6. Rookies should play key roles on defense
Kyle Dugger appears to be in the mix for a starting spot at safety. Josh Uche and Anfernee Jennings should see considerable playing time at linebacker — Uche especially. Expect to see a lot of new or inexperienced faces in a defense that lost Dont’a Hightower, Kyle Van Noy, Jamie Collins, Patrick Chung, Danny Shelton, Duron Harmon and Elandon Roberts this offseason. Chase Winovich, Derek Rivers, Shilique Calhoun, Byron Cowart and Joejuan Williams all could see expanded roles, as well.

7. Unanswered questions at safety
Who replaces Chung? Who replaces Harmon? We still don’t know for certain, as injuries to Dugger, Adrian Phillips and starting free safety Devin McCourty have clouded this roster battle. Dugger recently returned to full participation, but Phillips has not taken part in team drills since the first week of camp. Terrence Brooks has stayed healthy and had a nice summer, and cornerbacks Williams and Jonathan Jones both have the versatility to play safety, too. Expect to see a lot of moving parts on the back end.

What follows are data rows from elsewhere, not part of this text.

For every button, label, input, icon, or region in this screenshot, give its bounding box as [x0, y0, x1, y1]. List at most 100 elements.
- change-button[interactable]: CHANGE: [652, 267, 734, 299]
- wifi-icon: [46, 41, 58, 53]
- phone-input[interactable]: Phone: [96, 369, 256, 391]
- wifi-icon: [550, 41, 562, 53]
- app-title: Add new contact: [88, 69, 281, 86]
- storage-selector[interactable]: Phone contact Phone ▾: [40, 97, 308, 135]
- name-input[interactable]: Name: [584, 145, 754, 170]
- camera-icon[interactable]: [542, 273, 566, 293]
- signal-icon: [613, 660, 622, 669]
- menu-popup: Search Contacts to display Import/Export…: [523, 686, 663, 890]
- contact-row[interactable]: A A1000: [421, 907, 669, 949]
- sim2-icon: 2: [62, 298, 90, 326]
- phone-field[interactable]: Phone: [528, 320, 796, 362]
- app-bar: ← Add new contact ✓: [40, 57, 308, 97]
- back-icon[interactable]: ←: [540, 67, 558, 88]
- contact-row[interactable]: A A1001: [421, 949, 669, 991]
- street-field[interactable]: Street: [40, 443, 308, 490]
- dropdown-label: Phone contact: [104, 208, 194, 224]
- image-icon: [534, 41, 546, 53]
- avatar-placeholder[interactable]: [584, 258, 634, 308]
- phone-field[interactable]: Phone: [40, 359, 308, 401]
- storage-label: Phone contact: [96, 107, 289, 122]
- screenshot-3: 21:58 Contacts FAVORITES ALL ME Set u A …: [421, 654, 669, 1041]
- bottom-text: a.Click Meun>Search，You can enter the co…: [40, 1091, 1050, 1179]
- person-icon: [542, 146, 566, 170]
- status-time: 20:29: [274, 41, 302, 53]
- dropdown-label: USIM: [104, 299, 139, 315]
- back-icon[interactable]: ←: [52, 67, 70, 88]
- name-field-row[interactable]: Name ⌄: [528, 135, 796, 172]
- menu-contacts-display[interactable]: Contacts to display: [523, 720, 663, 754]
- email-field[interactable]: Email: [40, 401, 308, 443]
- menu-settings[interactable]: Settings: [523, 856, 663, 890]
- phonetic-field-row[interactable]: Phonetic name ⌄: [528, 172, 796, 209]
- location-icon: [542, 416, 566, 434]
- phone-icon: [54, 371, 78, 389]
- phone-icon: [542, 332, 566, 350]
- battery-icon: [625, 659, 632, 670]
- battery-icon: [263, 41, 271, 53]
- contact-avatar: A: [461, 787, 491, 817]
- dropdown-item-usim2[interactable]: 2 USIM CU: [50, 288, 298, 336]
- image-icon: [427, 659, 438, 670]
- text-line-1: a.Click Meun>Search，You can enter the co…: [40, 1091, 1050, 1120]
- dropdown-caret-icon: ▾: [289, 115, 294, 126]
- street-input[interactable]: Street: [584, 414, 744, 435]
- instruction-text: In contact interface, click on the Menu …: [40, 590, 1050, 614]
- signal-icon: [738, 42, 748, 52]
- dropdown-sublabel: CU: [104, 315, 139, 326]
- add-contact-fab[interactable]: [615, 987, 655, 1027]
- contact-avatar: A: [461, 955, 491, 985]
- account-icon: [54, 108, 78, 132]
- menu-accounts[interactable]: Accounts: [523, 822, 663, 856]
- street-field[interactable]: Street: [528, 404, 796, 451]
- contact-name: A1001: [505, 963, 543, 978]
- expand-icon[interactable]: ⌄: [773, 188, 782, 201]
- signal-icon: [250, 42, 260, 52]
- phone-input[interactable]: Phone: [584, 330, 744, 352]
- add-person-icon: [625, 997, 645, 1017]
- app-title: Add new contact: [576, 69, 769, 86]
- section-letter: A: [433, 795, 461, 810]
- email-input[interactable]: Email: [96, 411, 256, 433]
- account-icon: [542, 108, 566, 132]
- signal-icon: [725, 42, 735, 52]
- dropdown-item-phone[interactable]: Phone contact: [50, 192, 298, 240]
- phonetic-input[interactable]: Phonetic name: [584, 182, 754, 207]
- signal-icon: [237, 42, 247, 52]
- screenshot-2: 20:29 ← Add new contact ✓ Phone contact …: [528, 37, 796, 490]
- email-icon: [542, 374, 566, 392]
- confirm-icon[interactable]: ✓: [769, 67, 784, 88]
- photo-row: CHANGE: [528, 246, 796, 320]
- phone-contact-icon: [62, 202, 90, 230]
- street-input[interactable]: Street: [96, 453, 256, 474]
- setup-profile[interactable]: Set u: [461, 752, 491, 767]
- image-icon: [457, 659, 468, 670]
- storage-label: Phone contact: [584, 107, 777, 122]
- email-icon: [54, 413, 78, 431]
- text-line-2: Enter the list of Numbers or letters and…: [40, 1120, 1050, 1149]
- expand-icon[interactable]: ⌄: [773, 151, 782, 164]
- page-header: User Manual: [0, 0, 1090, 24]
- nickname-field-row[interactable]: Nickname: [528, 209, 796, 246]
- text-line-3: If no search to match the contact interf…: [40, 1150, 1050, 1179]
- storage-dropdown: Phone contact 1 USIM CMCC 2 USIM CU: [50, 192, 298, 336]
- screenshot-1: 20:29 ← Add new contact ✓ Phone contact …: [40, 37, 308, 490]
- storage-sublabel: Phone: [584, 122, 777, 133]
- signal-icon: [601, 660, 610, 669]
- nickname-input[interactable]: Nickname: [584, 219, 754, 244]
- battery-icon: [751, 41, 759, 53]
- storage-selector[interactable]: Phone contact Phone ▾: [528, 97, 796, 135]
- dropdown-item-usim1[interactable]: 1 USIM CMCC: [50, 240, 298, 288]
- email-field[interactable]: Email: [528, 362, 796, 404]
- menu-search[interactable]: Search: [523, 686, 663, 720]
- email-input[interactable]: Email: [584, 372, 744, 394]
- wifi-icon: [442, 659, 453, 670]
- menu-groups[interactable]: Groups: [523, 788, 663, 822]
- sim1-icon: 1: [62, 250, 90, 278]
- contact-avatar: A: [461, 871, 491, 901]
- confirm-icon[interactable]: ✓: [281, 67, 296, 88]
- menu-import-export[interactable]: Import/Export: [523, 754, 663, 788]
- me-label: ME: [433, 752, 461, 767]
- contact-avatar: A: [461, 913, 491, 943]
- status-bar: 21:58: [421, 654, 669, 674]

8. Justin Rohrwasser looks like a whiff
No Patriots player looked more overmatched in training camp than Rohrwasser, who converted just four of his 11 field-goal attempts over the final two practices. It would be a major upset if New England chose to roster the fifth-round rookie over veteran Nick Folk, who was solid for the Patriots in 2019 and has looked far more capable than Rohrwasser since re-signing last weekend.

9. The UDFA streak could end
At least one undrafted rookie has made New England’s initial 53-man roster in each of the last 16 seasons. That run could be over. Running back J.J. Taylor was one of the top-performing UDFAs in camp, but his chances of making the team took a significant hit when Miller was activated. Cornerback Myles Bryant was another, but he’s part of the Patriots’ deepest position group. Intriguing wideout Jeff Thomas was a popular roster pick earlier in the summer, but he missed a good chunk of camp and hasn’t shown much in practice. Neither have defensive tackle Bill Murray or linebacker Scoota Harris. The lack of preseason games has made it especially difficult for undrafted players to stand out this summer. We expect many of these rookies to populate New England’s expanded practice squad.